They walked in silence, cursing mosquito pinches, and promising to do each other's sweated back hair long before Mama had a chance to sit them each between her legs and run a pressing comb through their tangled knots. The heat showed no mercy and harshly singed their skins, but they so badly wanted an adventure, they created one. When they reached the hill beneath the shade of the oak, they smoothed the backs of their dresses, sat on a mound of grass, and sipped from the single Mason jar of water between them.

"Shh, did you hear that?" Myrna asked, whipping her head around in the direction of the noise.

"An inkling, remember, Myr?"

"Doesn't mean I can't be wrong."

"You better not be," as they both turned their heads towards the woods.

"Lookie here?" A stranger's voice.

They shifted in the direction of the barely-a-boy voice, found themselves face to face with a white boy. They had sat on this mound many a summer day and never found even a whisper of a person in these parts. So struck were they by his presence they didn't move.

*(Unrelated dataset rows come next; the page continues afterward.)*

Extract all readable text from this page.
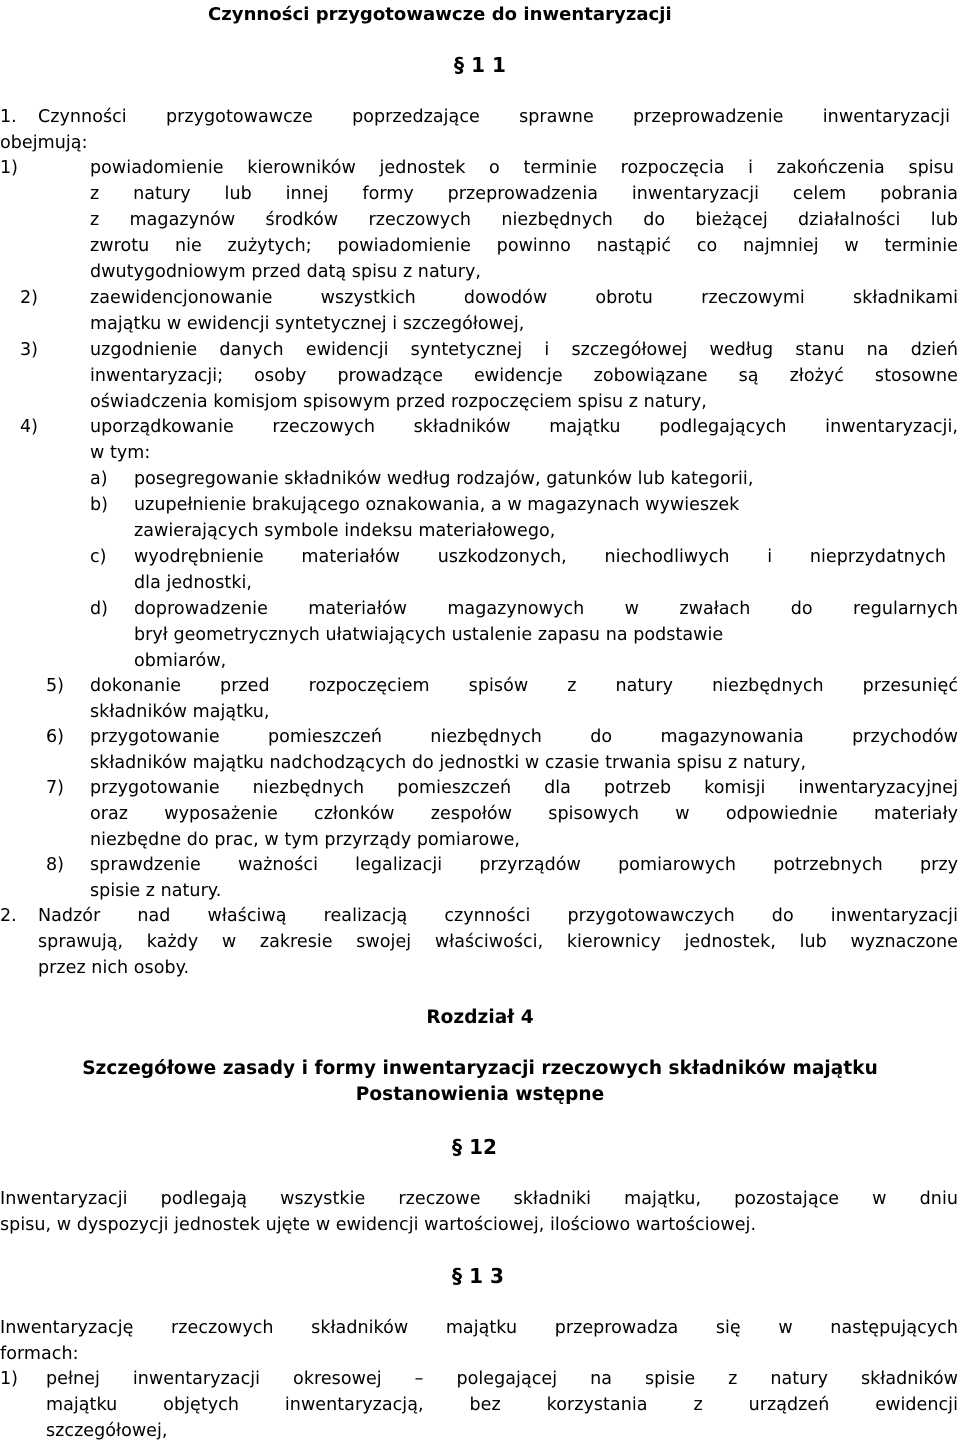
Czynności przygotowawcze do inwentaryzacji
§ 1 1
1. Czynności przygotowawcze poprzedzające sprawne przeprowadzenie inwentaryzacji
obejmują:
1)	powiadomienie kierowników jednostek o terminie rozpoczęcia i zakończenia spisu
z natury lub innej formy przeprowadzenia inwentaryzacji celem pobrania
z magazynów środków rzeczowych niezbędnych do bieżącej działalności lub
zwrotu nie zużytych; powiadomienie powinno nastąpić co najmniej w terminie
dwutygodniowym przed datą spisu z natury,
2)	zaewidencjonowanie wszystkich dowodów obrotu rzeczowymi składnikami
majątku w ewidencji syntetycznej i szczegółowej,
3)	uzgodnienie danych ewidencji syntetycznej i szczegółowej według stanu na dzień
inwentaryzacji; osoby prowadzące ewidencje zobowiązane są złożyć stosowne
oświadczenia komisjom spisowym przed rozpoczęciem spisu z natury,
4)	uporządkowanie rzeczowych składników majątku podlegających inwentaryzacji,
w tym:
a)	posegregowanie składników według rodzajów, gatunków lub kategorii,
b)	uzupełnienie brakującego oznakowania, a w magazynach wywieszek
zawierających symbole indeksu materiałowego,
c)	wyodrębnienie materiałów uszkodzonych, niechodliwych i nieprzydatnych
dla jednostki,
d)	doprowadzenie materiałów magazynowych w zwałach do regularnych
brył geometrycznych ułatwiających ustalenie zapasu na podstawie
obmiarów,
5)	dokonanie przed rozpoczęciem spisów z natury niezbędnych przesunięć
składników majątku,
6)	przygotowanie pomieszczeń niezbędnych do magazynowania przychodów
składników majątku nadchodzących do jednostki w czasie trwania spisu z natury,
7)	przygotowanie niezbędnych pomieszczeń dla potrzeb komisji inwentaryzacyjnej
oraz wyposażenie członków zespołów spisowych w odpowiednie materiały
niezbędne do prac, w tym przyrządy pomiarowe,
8)	sprawdzenie ważności legalizacji przyrządów pomiarowych potrzebnych przy
spisie z natury.
2.	Nadzór nad właściwą realizacją czynności przygotowawczych do inwentaryzacji
sprawują, każdy w zakresie swojej właściwości, kierownicy jednostek, lub wyznaczone
przez nich osoby.
Rozdział 4
Szczegółowe zasady i formy inwentaryzacji rzeczowych składników majątku
Postanowienia wstępne
§ 12
Inwentaryzacji podlegają wszystkie rzeczowe składniki majątku, pozostające w dniu
spisu, w dyspozycji jednostek ujęte w ewidencji wartościowej, ilościowo wartościowej.
§ 1 3
Inwentaryzację rzeczowych składników majątku przeprowadza się w następujących
formach:
1)	pełnej inwentaryzacji okresowej – polegającej na spisie z natury składników
majątku objętych inwentaryzacją, bez korzystania z urządzeń ewidencji
szczegółowej,
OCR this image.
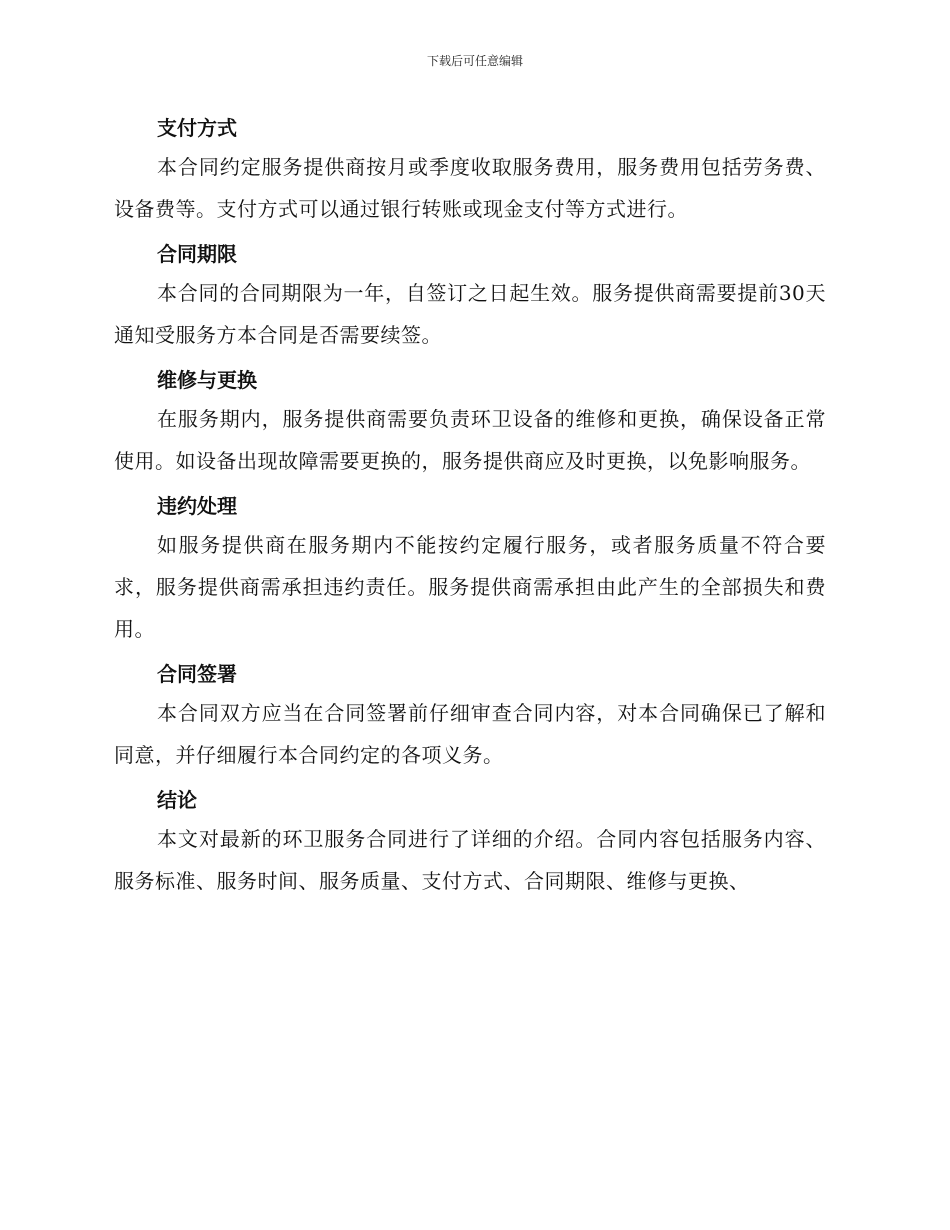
下载后可任意编辑
支付方式

本合同约定服务提供商按月或季度收取服务费用，服务费用包括劳务费、设备费等。支付方式可以通过银行转账或现金支付等方式进行。

合同期限

本合同的合同期限为一年，自签订之日起生效。服务提供商需要提前30天通知受服务方本合同是否需要续签。

维修与更换

在服务期内，服务提供商需要负责环卫设备的维修和更换，确保设备正常使用。如设备出现故障需要更换的，服务提供商应及时更换，以免影响服务。

违约处理

如服务提供商在服务期内不能按约定履行服务，或者服务质量不符合要求，服务提供商需承担违约责任。服务提供商需承担由此产生的全部损失和费用。

合同签署

本合同双方应当在合同签署前仔细审查合同内容，对本合同确保已了解和同意，并仔细履行本合同约定的各项义务。

结论

本文对最新的环卫服务合同进行了详细的介绍。合同内容包括服务内容、服务标准、服务时间、服务质量、支付方式、合同期限、维修与更换、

He wasn't afraid of them. They were sure of that. He came a little too close and stood over them with empty hands, but his chin jutted out like he was some kind of tough. His dark hair lay slicked back and wet. His thin shirt and trousers, damp as if he had taken a swim in the creek. What struck them most was the whiteness of his skin, and how he puffed his chest and inflated his voice once he saw their faces. That simple gesture told the girls, he was no one to fear and nothing to worry over.

"What do you think you're doing here?"

"Minding our business," M'dear said, as Myrna elbowed her.

"What are your names?"

"Who wants to know?" Myrna said.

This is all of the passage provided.